THERE was always something magical about Bramley Meade.

New mums spent 10 days or so in style in one of the grandest houses in the Ribble Valley.

“It was like being in wonderland,” a lass who lived close by in Whalley told me.

Yes, 10 days. Bit different to now when, I’m told, it’s a bit more in-and-out at local “birthing centres”.

Bramley Meade, Bull Hill maternity home (Darwen) and Accrington Victoria Hospital’s maternity department, operated as “cottage hospitals” in the years after the war. They were all popular, but Bramley Meade was renowned for its grandeur.

Bygones recently told of the very popular Bull Hill facility closing in early 1988; the other two followed soon afterwards. There were campaigns to save all three but they were to no avail. The local health authority wanted money to staff a new maternity ward being built at Blackburn.

Bramley Meade was built in 1882 for textile manufacturer Richard Thompson in three acres off Wiswell Road, Whalley. He owned textile mills in Padiham, Great Harwood and Blackburn.

It was bought after the last war by Lancashire County Council and three years later, in 1949, it reopened as an elegant maternity home – at about the same time Bull Hill opened a few miles away.

Sheena Byrom is one of several midwives who have worked in both Bramley Meade and Bull Hill.

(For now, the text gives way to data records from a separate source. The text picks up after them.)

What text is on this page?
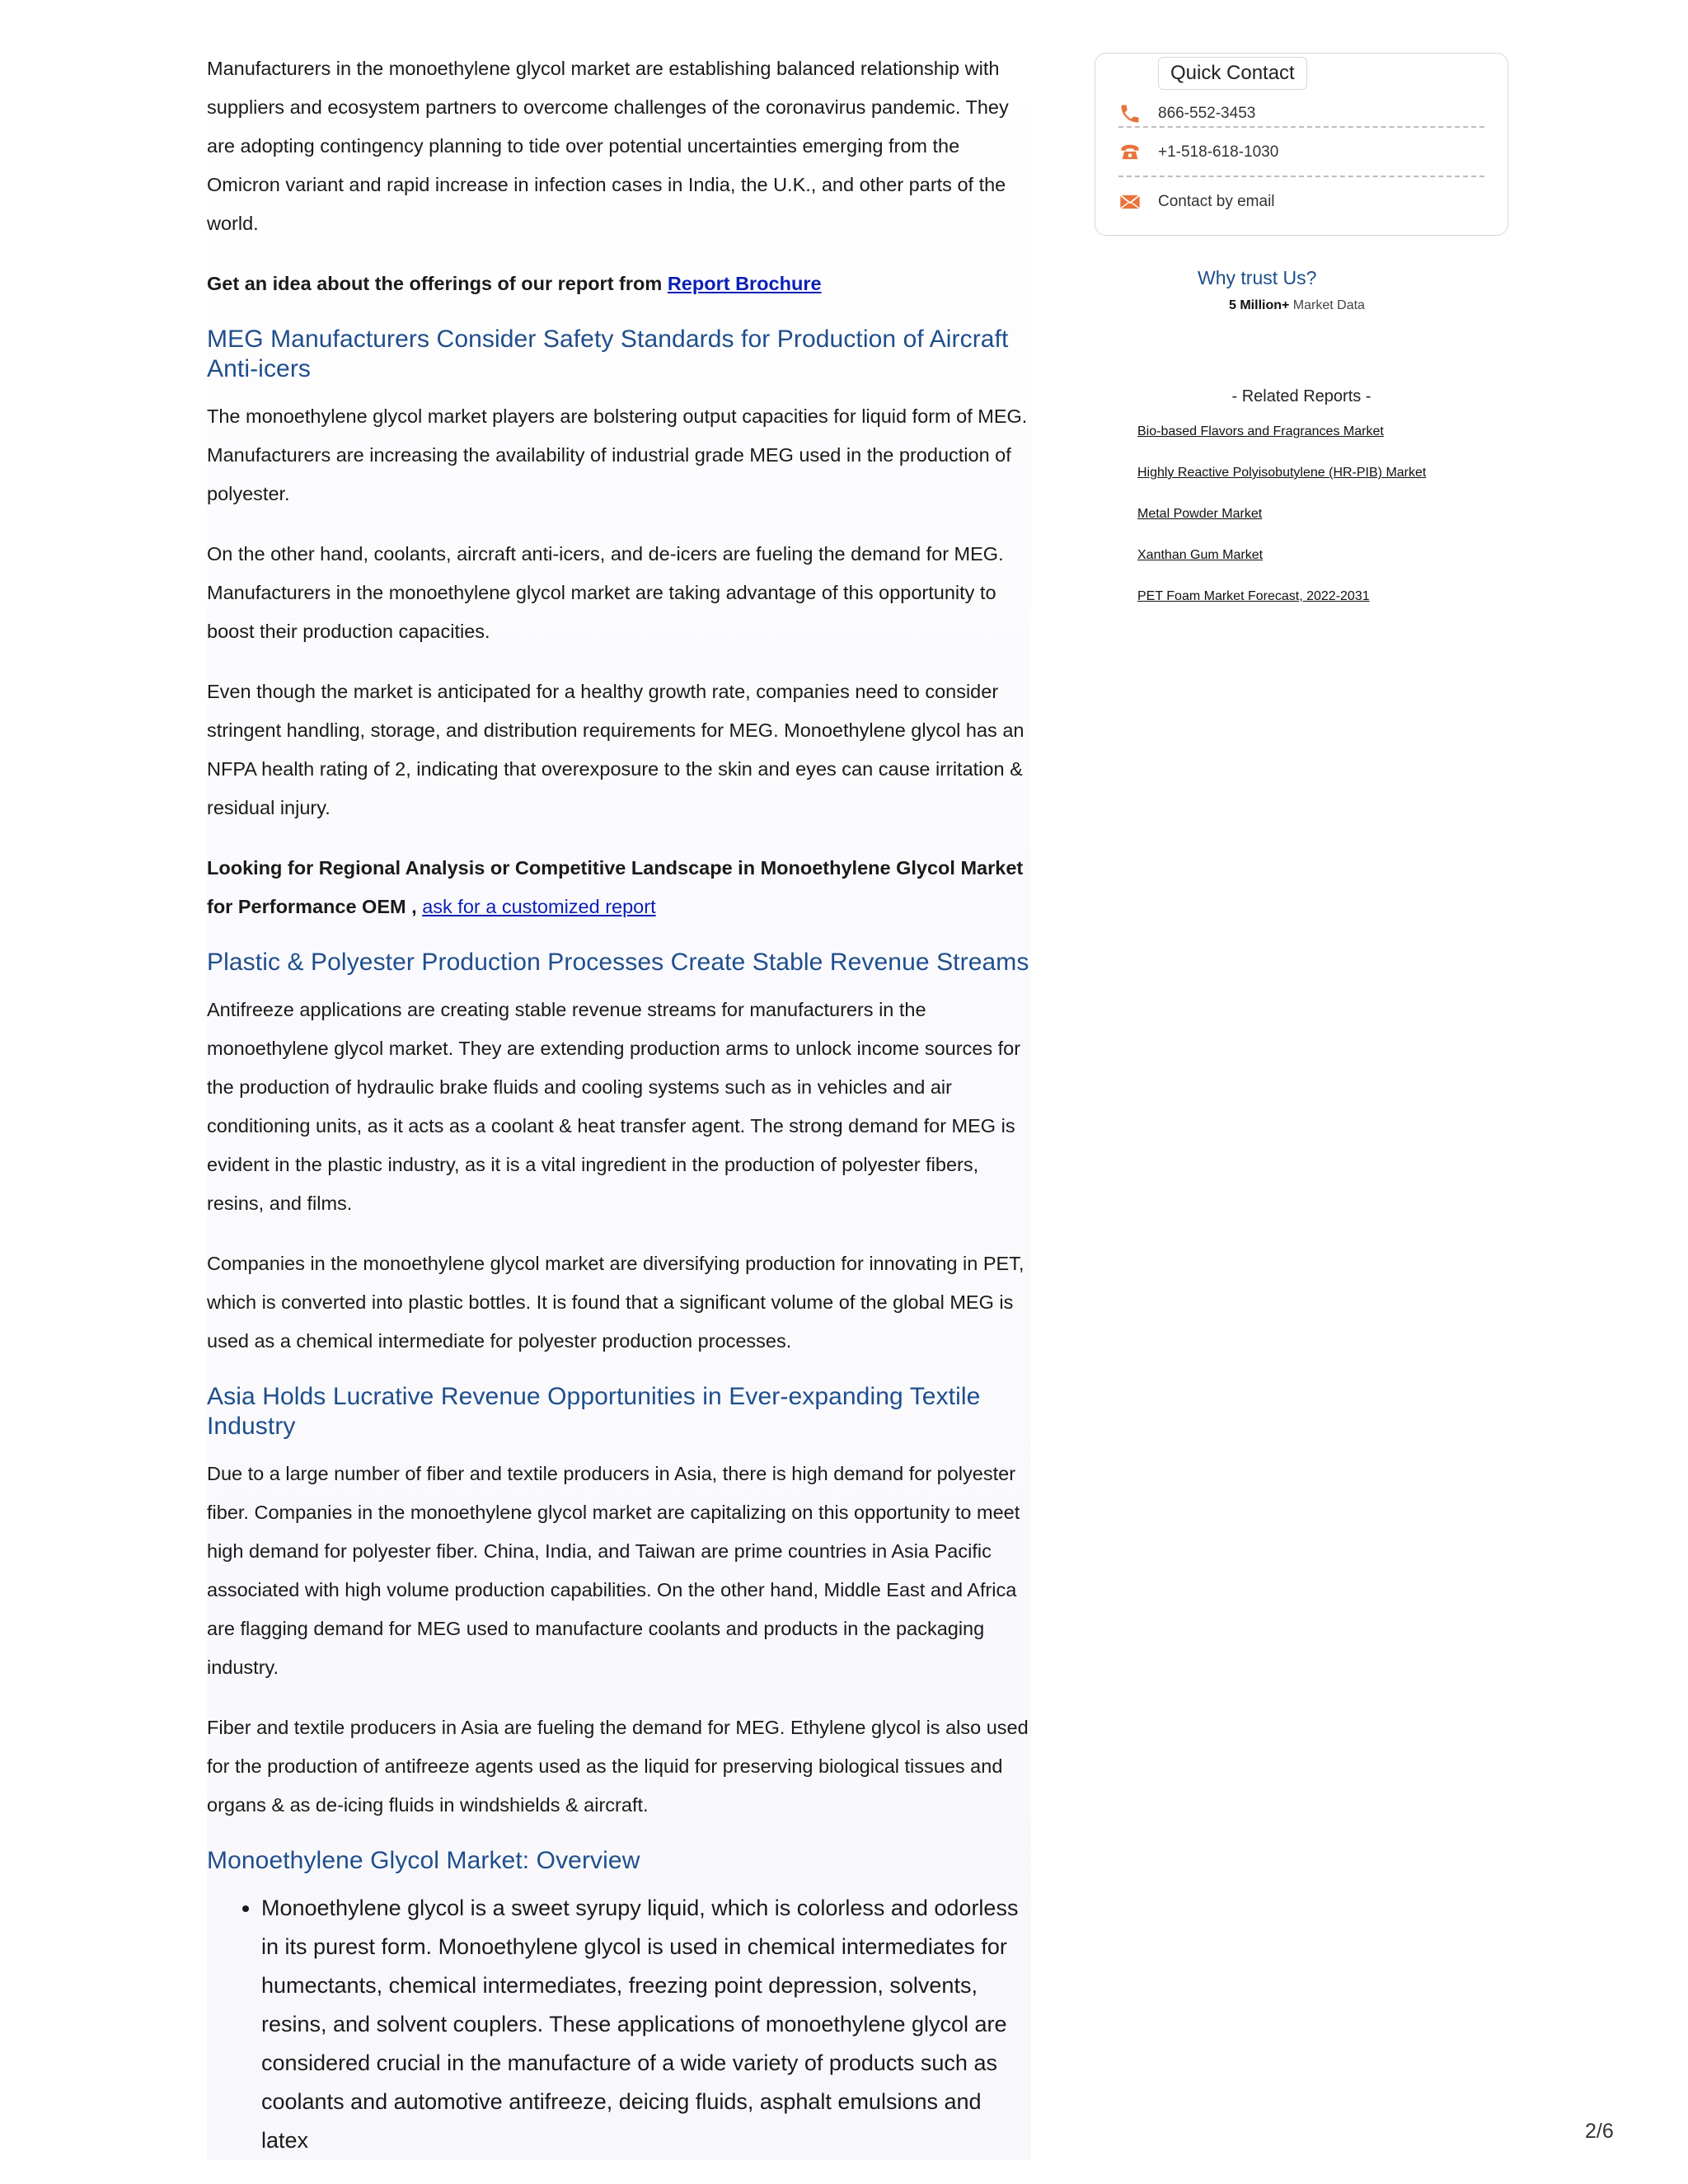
Manufacturers in the monoethylene glycol market are establishing balanced relationship with suppliers and ecosystem partners to overcome challenges of the coronavirus pandemic. They are adopting contingency planning to tide over potential uncertainties emerging from the Omicron variant and rapid increase in infection cases in India, the U.K., and other parts of the world.

Get an idea about the offerings of our report from Report Brochure

MEG Manufacturers Consider Safety Standards for Production of Aircraft Anti-icers

The monoethylene glycol market players are bolstering output capacities for liquid form of MEG. Manufacturers are increasing the availability of industrial grade MEG used in the production of polyester.

On the other hand, coolants, aircraft anti-icers, and de-icers are fueling the demand for MEG. Manufacturers in the monoethylene glycol market are taking advantage of this opportunity to boost their production capacities.

Even though the market is anticipated for a healthy growth rate, companies need to consider stringent handling, storage, and distribution requirements for MEG. Monoethylene glycol has an NFPA health rating of 2, indicating that overexposure to the skin and eyes can cause irritation & residual injury.

Looking for Regional Analysis or Competitive Landscape in Monoethylene Glycol Market for Performance OEM , ask for a customized report

Plastic & Polyester Production Processes Create Stable Revenue Streams

Antifreeze applications are creating stable revenue streams for manufacturers in the monoethylene glycol market. They are extending production arms to unlock income sources for the production of hydraulic brake fluids and cooling systems such as in vehicles and air conditioning units, as it acts as a coolant & heat transfer agent. The strong demand for MEG is evident in the plastic industry, as it is a vital ingredient in the production of polyester fibers, resins, and films.

Companies in the monoethylene glycol market are diversifying production for innovating in PET, which is converted into plastic bottles. It is found that a significant volume of the global MEG is used as a chemical intermediate for polyester production processes.

Asia Holds Lucrative Revenue Opportunities in Ever-expanding Textile Industry

Due to a large number of fiber and textile producers in Asia, there is high demand for polyester fiber. Companies in the monoethylene glycol market are capitalizing on this opportunity to meet high demand for polyester fiber. China, India, and Taiwan are prime countries in Asia Pacific associated with high volume production capabilities. On the other hand, Middle East and Africa are flagging demand for MEG used to manufacture coolants and products in the packaging industry.

Fiber and textile producers in Asia are fueling the demand for MEG. Ethylene glycol is also used for the production of antifreeze agents used as the liquid for preserving biological tissues and organs & as de-icing fluids in windshields & aircraft.

Monoethylene Glycol Market: Overview
• Monoethylene glycol is a sweet syrupy liquid, which is colorless and odorless in its purest form. Monoethylene glycol is used in chemical intermediates for humectants, chemical intermediates, freezing point depression, solvents, resins, and solvent couplers. These applications of monoethylene glycol are considered crucial in the manufacture of a wide variety of products such as coolants and automotive antifreeze, deicing fluids, asphalt emulsions and latex
Quick Contact
866-552-3453
+1-518-618-1030
Contact by email
Why trust Us?
5 Million+ Market Data
- Related Reports -
Bio-based Flavors and Fragrances Market
Highly Reactive Polyisobutylene (HR-PIB) Market
Metal Powder Market
Xanthan Gum Market
PET Foam Market Forecast, 2022-2031
2/6
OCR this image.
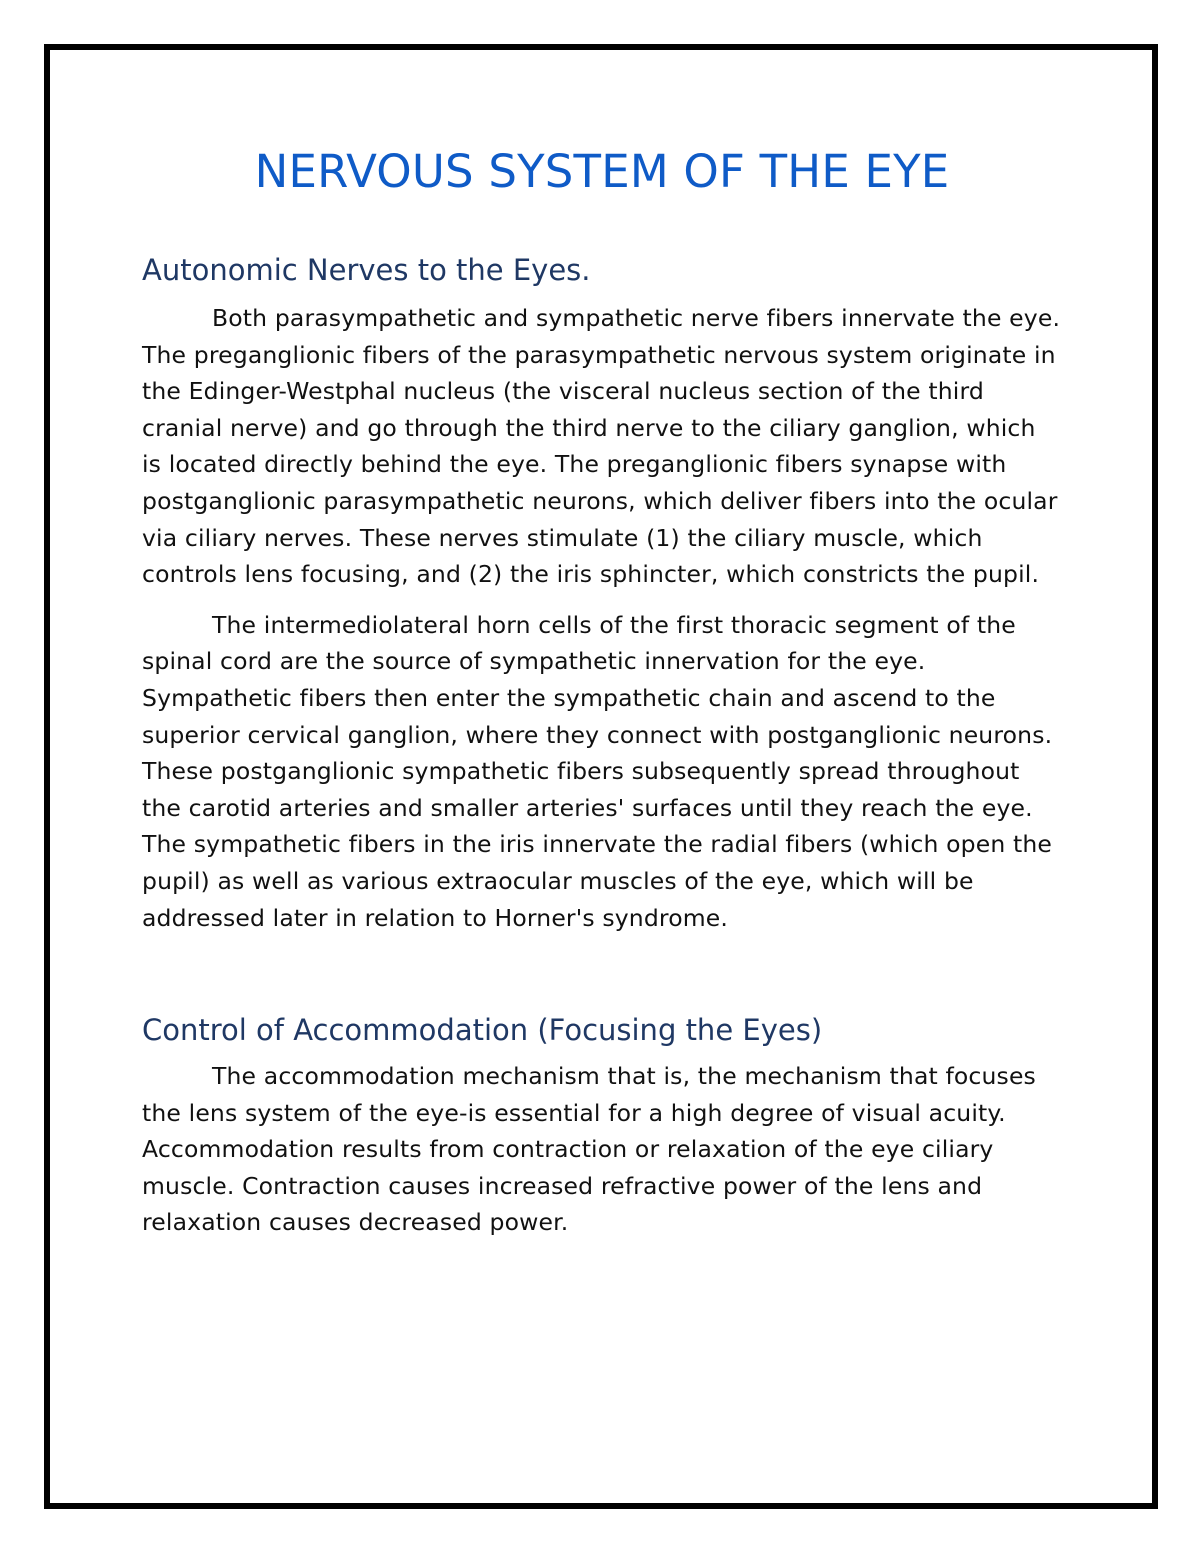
NERVOUS SYSTEM OF THE EYE
Autonomic Nerves to the Eyes.

Both parasympathetic and sympathetic nerve fibers innervate the eye. The preganglionic fibers of the parasympathetic nervous system originate in the Edinger-Westphal nucleus (the visceral nucleus section of the third cranial nerve) and go through the third nerve to the ciliary ganglion, which is located directly behind the eye. The preganglionic fibers synapse with postganglionic parasympathetic neurons, which deliver fibers into the ocular via ciliary nerves. These nerves stimulate (1) the ciliary muscle, which controls lens focusing, and (2) the iris sphincter, which constricts the pupil.

The intermediolateral horn cells of the first thoracic segment of the spinal cord are the source of sympathetic innervation for the eye. Sympathetic fibers then enter the sympathetic chain and ascend to the superior cervical ganglion, where they connect with postganglionic neurons. These postganglionic sympathetic fibers subsequently spread throughout the carotid arteries and smaller arteries' surfaces until they reach the eye. The sympathetic fibers in the iris innervate the radial fibers (which open the pupil) as well as various extraocular muscles of the eye, which will be addressed later in relation to Horner's syndrome.

Control of Accommodation (Focusing the Eyes)

The accommodation mechanism that is, the mechanism that focuses the lens system of the eye-is essential for a high degree of visual acuity. Accommodation results from contraction or relaxation of the eye ciliary muscle. Contraction causes increased refractive power of the lens and relaxation causes decreased power.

She began her NHS career in 1974, as a student nurse in Blackburn, qualifying in 1977 before training as a midwife in Burnley and, in 2008, she became East Lancs Hospitals’ head of midwifery.

She took early retirement to study for a PhD.

She said: “I have had an amazing career. When I first put on my nurse’s uniform all those years ago, with my starched apron and cap, I felt proud to be working for the NHS.

“I have never stopped being proud: of being a nurse, of being a midwife and of working for East Lancashire hospitals which have always had the very best of staff.”

Dr Byrom has become a leading expert on childbirth and has written and lectured extensively.

Bramley Meade closed in the early 1990s and it became a private residence.

Property developer John Ashworth, head of Hurstwood Developments, bought it for £500,000 and spent a considerable sum renovating it. The hall soon boasted a heated swimming pool, games room, gymnasium and recording studio, as well as eight bedrooms and several reception rooms.

Add a CCTV security system, nine-car garage, conservatory, tennis court, mezzanine gallery and extensive gardens, – complete with Roman well – and it could easily lay claim to be the finest private house in East Lancashire.

It went on the market for £2.5million in 2002 and was soon snapped up.

It went back on the market in 2018 when Whalley estate agent John Atherton who was handling the sale said: “It’s a unique property and there is very little like it for sale in the Ribble Valley. It has attracted a great deal of quality interest internationally, as well as from the local area.”